His shoulders fell in defeat.
“It's okay, bro,” Bradley said, and I couldn't believe how uncharacteristically nice he was being to his little brother. “Go again.” He bounced the ball to William.
A second time, knees bent, William hurled the ball upward, this time landing on top of the rim, but circling it and falling to the right and down.
“This is the money shot,” Bradley said, and William turned back to us. “This is the money shot!” he yelled.
He positioned his right palm underneath the ball, his elbows bent, feet planted firmly on the free-shot line, and in one sweeping motion, he jumped up high into the air, the ball sailing toward the rim and falling straight through the net. “That's what I'm talkin' 'bout!” William said, and Bradley high-fived him before we gathered him in a hug. Thank God. I meant it. I would've sat there until sundown to make sure William got the shot he wanted. Surely the boys' guardian angels had given that ball a little lift on its journey to the net.
I knelt down beside my seven-year-old, eyes moist with tears, and beamed. “Daddy would be very proud,” I said. “And so is Mommy.”
An hour later, I knelt down again, this time at Joel's grave. I had never asked the boys to visit their father's grave, believing it was too macabre for young children, though Gabriella's children had visited his grave numerous times.
Bradley and William folded their hands and stared at their father's gravestone. Bradley knelt down and traced his fingers in his father's name, while I stared at the orange pansy, which had not been planted at all. No earth had been moved, the grass perfectly grown in around the flower's stem, and upon closer inspection, I saw that the flower had grown up precisely where my tears had fallen two days prior.
Chapter 14
I AM NOT CERTAIN of the exact moment da Vinci became my boyfriend. It snuck up on me, not as a private revelation, but as a public display of affection.

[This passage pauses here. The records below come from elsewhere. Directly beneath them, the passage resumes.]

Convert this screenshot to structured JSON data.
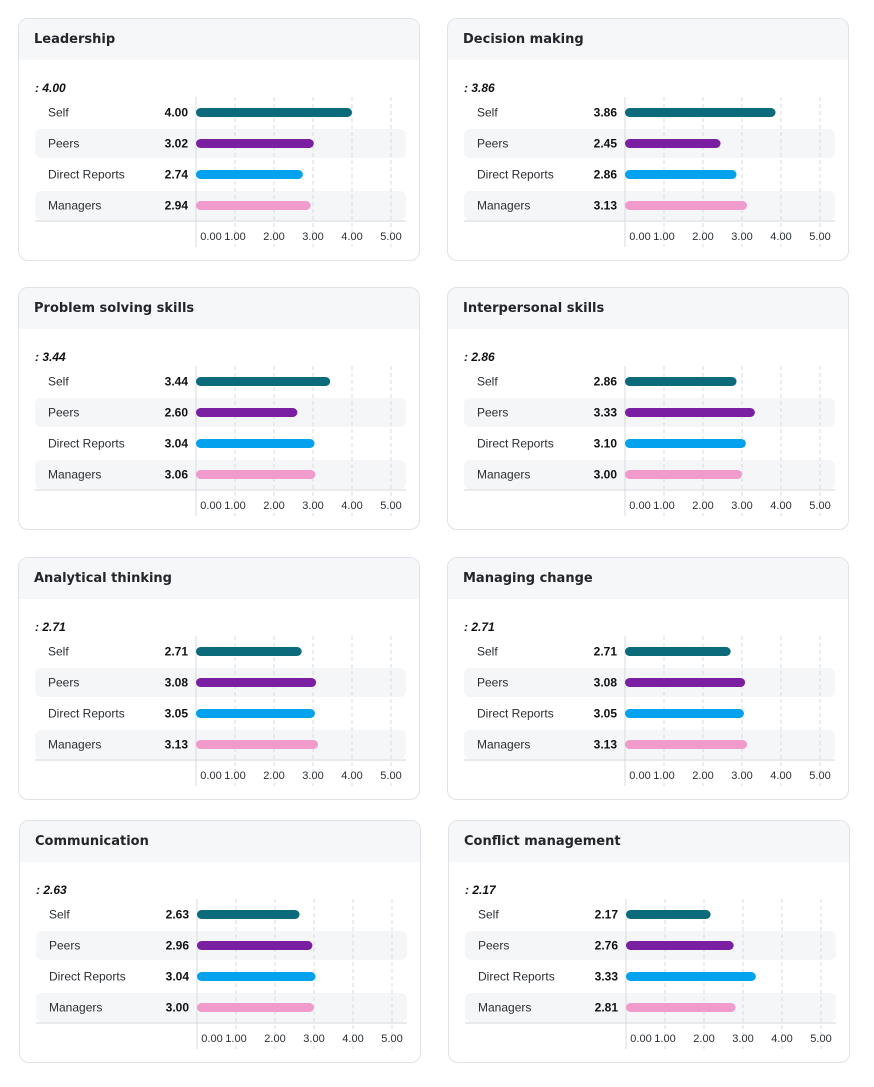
{
  "chart_data": [
    {
      "type": "bar",
      "title": "Leadership",
      "average_label": ": 4.00",
      "categories": [
        "Self",
        "Peers",
        "Direct Reports",
        "Managers"
      ],
      "values": [
        4.0,
        3.02,
        2.74,
        2.94
      ],
      "value_labels": [
        "4.00",
        "3.02",
        "2.74",
        "2.94"
      ],
      "xlim": [
        0,
        5
      ],
      "xticks": [
        "0.00",
        "1.00",
        "2.00",
        "3.00",
        "4.00",
        "5.00"
      ]
    },
    {
      "type": "bar",
      "title": "Decision making",
      "average_label": ": 3.86",
      "categories": [
        "Self",
        "Peers",
        "Direct Reports",
        "Managers"
      ],
      "values": [
        3.86,
        2.45,
        2.86,
        3.13
      ],
      "value_labels": [
        "3.86",
        "2.45",
        "2.86",
        "3.13"
      ],
      "xlim": [
        0,
        5
      ],
      "xticks": [
        "0.00",
        "1.00",
        "2.00",
        "3.00",
        "4.00",
        "5.00"
      ]
    },
    {
      "type": "bar",
      "title": "Problem solving skills",
      "average_label": ": 3.44",
      "categories": [
        "Self",
        "Peers",
        "Direct Reports",
        "Managers"
      ],
      "values": [
        3.44,
        2.6,
        3.04,
        3.06
      ],
      "value_labels": [
        "3.44",
        "2.60",
        "3.04",
        "3.06"
      ],
      "xlim": [
        0,
        5
      ],
      "xticks": [
        "0.00",
        "1.00",
        "2.00",
        "3.00",
        "4.00",
        "5.00"
      ]
    },
    {
      "type": "bar",
      "title": "Interpersonal skills",
      "average_label": ": 2.86",
      "categories": [
        "Self",
        "Peers",
        "Direct Reports",
        "Managers"
      ],
      "values": [
        2.86,
        3.33,
        3.1,
        3.0
      ],
      "value_labels": [
        "2.86",
        "3.33",
        "3.10",
        "3.00"
      ],
      "xlim": [
        0,
        5
      ],
      "xticks": [
        "0.00",
        "1.00",
        "2.00",
        "3.00",
        "4.00",
        "5.00"
      ]
    },
    {
      "type": "bar",
      "title": "Analytical thinking",
      "average_label": ": 2.71",
      "categories": [
        "Self",
        "Peers",
        "Direct Reports",
        "Managers"
      ],
      "values": [
        2.71,
        3.08,
        3.05,
        3.13
      ],
      "value_labels": [
        "2.71",
        "3.08",
        "3.05",
        "3.13"
      ],
      "xlim": [
        0,
        5
      ],
      "xticks": [
        "0.00",
        "1.00",
        "2.00",
        "3.00",
        "4.00",
        "5.00"
      ]
    },
    {
      "type": "bar",
      "title": "Managing change",
      "average_label": ": 2.71",
      "categories": [
        "Self",
        "Peers",
        "Direct Reports",
        "Managers"
      ],
      "values": [
        2.71,
        3.08,
        3.05,
        3.13
      ],
      "value_labels": [
        "2.71",
        "3.08",
        "3.05",
        "3.13"
      ],
      "xlim": [
        0,
        5
      ],
      "xticks": [
        "0.00",
        "1.00",
        "2.00",
        "3.00",
        "4.00",
        "5.00"
      ]
    },
    {
      "type": "bar",
      "title": "Communication",
      "average_label": ": 2.63",
      "categories": [
        "Self",
        "Peers",
        "Direct Reports",
        "Managers"
      ],
      "values": [
        2.63,
        2.96,
        3.04,
        3.0
      ],
      "value_labels": [
        "2.63",
        "2.96",
        "3.04",
        "3.00"
      ],
      "xlim": [
        0,
        5
      ],
      "xticks": [
        "0.00",
        "1.00",
        "2.00",
        "3.00",
        "4.00",
        "5.00"
      ]
    },
    {
      "type": "bar",
      "title": "Conflict management",
      "average_label": ": 2.17",
      "categories": [
        "Self",
        "Peers",
        "Direct Reports",
        "Managers"
      ],
      "values": [
        2.17,
        2.76,
        3.33,
        2.81
      ],
      "value_labels": [
        "2.17",
        "2.76",
        "3.33",
        "2.81"
      ],
      "xlim": [
        0,
        5
      ],
      "xticks": [
        "0.00",
        "1.00",
        "2.00",
        "3.00",
        "4.00",
        "5.00"
      ]
    }
  ],
  "colors": {
    "Self": "#0b6b7a",
    "Peers": "#7b1fa2",
    "Direct Reports": "#03a2ef",
    "Managers": "#f09bcb",
    "row_stripe": "#f5f6f8",
    "grid": "#d8dbe0"
  }
}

I had no idea he was my boyfriend, in fact, until da Vinci referred to me as his girlfriend. To make matters worse, I discovered it at the same moment that a group of his friends from college did: outside of the movie theater the Friday night before Halloween. I don't care what older people say: Friday nights at the local cinema is reserved for young couples, and I should've remembered this, but it had been so long since I'd been on a date that I had forgotten.

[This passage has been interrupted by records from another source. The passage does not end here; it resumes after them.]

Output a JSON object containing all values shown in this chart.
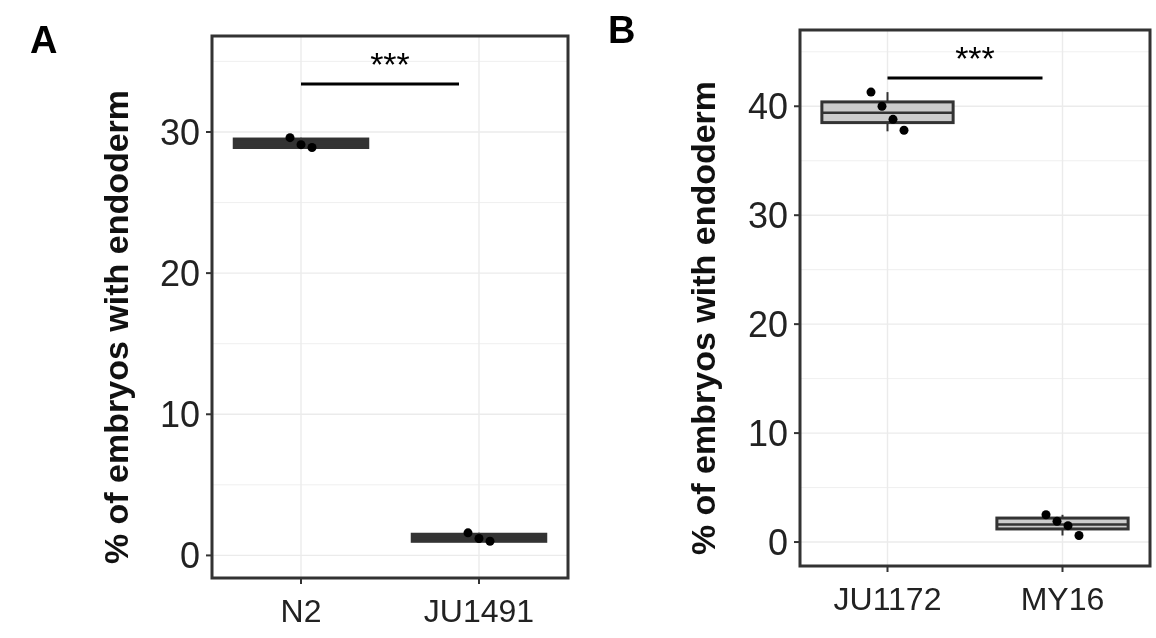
{
  "chart_data": [
    {
      "type": "box",
      "title": "A",
      "ylabel": "% of embryos with endoderm",
      "categories": [
        "N2",
        "JU1491"
      ],
      "ylim": [
        -1.6,
        36.8
      ],
      "yticks": [
        0,
        {
          "value": 5,
          "label": null
        },
        10,
        {
          "value": 15,
          "label": null
        },
        20,
        {
          "value": 25,
          "label": null
        },
        30,
        {
          "value": 35,
          "label": null
        }
      ],
      "grid": true,
      "annotations": [
        "***"
      ],
      "series": [
        {
          "color": "#333333",
          "boxes": [
            {
              "low": 28.9,
              "q1": 28.9,
              "median": 29.2,
              "q3": 29.5,
              "high": 29.6
            },
            {
              "low": 1.0,
              "q1": 1.0,
              "median": 1.2,
              "q3": 1.5,
              "high": 1.6
            }
          ]
        },
        {
          "type": "scatter",
          "color": "#000000",
          "x": [
            "N2",
            "N2",
            "N2",
            "JU1491",
            "JU1491",
            "JU1491"
          ],
          "values": [
            29.6,
            29.1,
            28.9,
            1.6,
            1.2,
            1.0
          ]
        }
      ]
    },
    {
      "type": "box",
      "title": "B",
      "ylabel": "% of embryos with endoderm",
      "categories": [
        "JU1172",
        "MY16"
      ],
      "ylim": [
        -2.2,
        47.0
      ],
      "yticks": [
        0,
        {
          "value": 5,
          "label": null
        },
        10,
        {
          "value": 15,
          "label": null
        },
        20,
        {
          "value": 25,
          "label": null
        },
        30,
        {
          "value": 35,
          "label": null
        },
        40,
        {
          "value": 45,
          "label": null
        }
      ],
      "grid": true,
      "annotations": [
        "***"
      ],
      "series": [
        {
          "color": "#cccccc",
          "boxes": [
            {
              "low": 37.7,
              "q1": 38.5,
              "median": 39.4,
              "q3": 40.4,
              "high": 41.3
            },
            {
              "low": 0.6,
              "q1": 1.2,
              "median": 1.6,
              "q3": 2.2,
              "high": 2.5
            }
          ]
        },
        {
          "type": "scatter",
          "color": "#000000",
          "x": [
            "JU1172",
            "JU1172",
            "JU1172",
            "JU1172",
            "MY16",
            "MY16",
            "MY16",
            "MY16"
          ],
          "values": [
            41.3,
            40.0,
            38.8,
            37.8,
            2.5,
            1.9,
            1.5,
            0.6
          ]
        }
      ]
    }
  ]
}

While the cool twenty-something wore sporty decaled sweatshirts and ripped jeans, I wore a smart cardigan and khakis and boots. Not cool cowboy boots like this young girl Katie wore, mind you, but boring brown boots that I'd had for eons. I wondered why I hadn't taken my sister's advice on updating my wardrobe, but it hadn't seemed out of date to me until I was around other college students. I'd just been thankful I fit into my pants with buttons again. The moment you find out you are a girlfriend is one you'll never forget. Here's how it went down for me:
Da Vinci and I were in line to see a romantic comedy, my mood light and relaxed until we saw his friends coming toward us. I could feel my cheeks begin to burn, and scolded myself for thinking that it mattered. Of course it was time I met some of da Vinci's friends. After all, we'd been sleeping together for three weeks-not long by any means, but long enough to figure that sleeping together might continue or, by some standards, this would mean we had a “relationship.” I don't know what I thought, except for that I was very much enjoying sleeping with someone again and with da Vinci in particular.
Every last one of them gave me the up-down, the look that I had read about in my flirting research, which is the moment I realized I must look more like da Vinci's mother than his girlfriend. Okay, big sister. But still.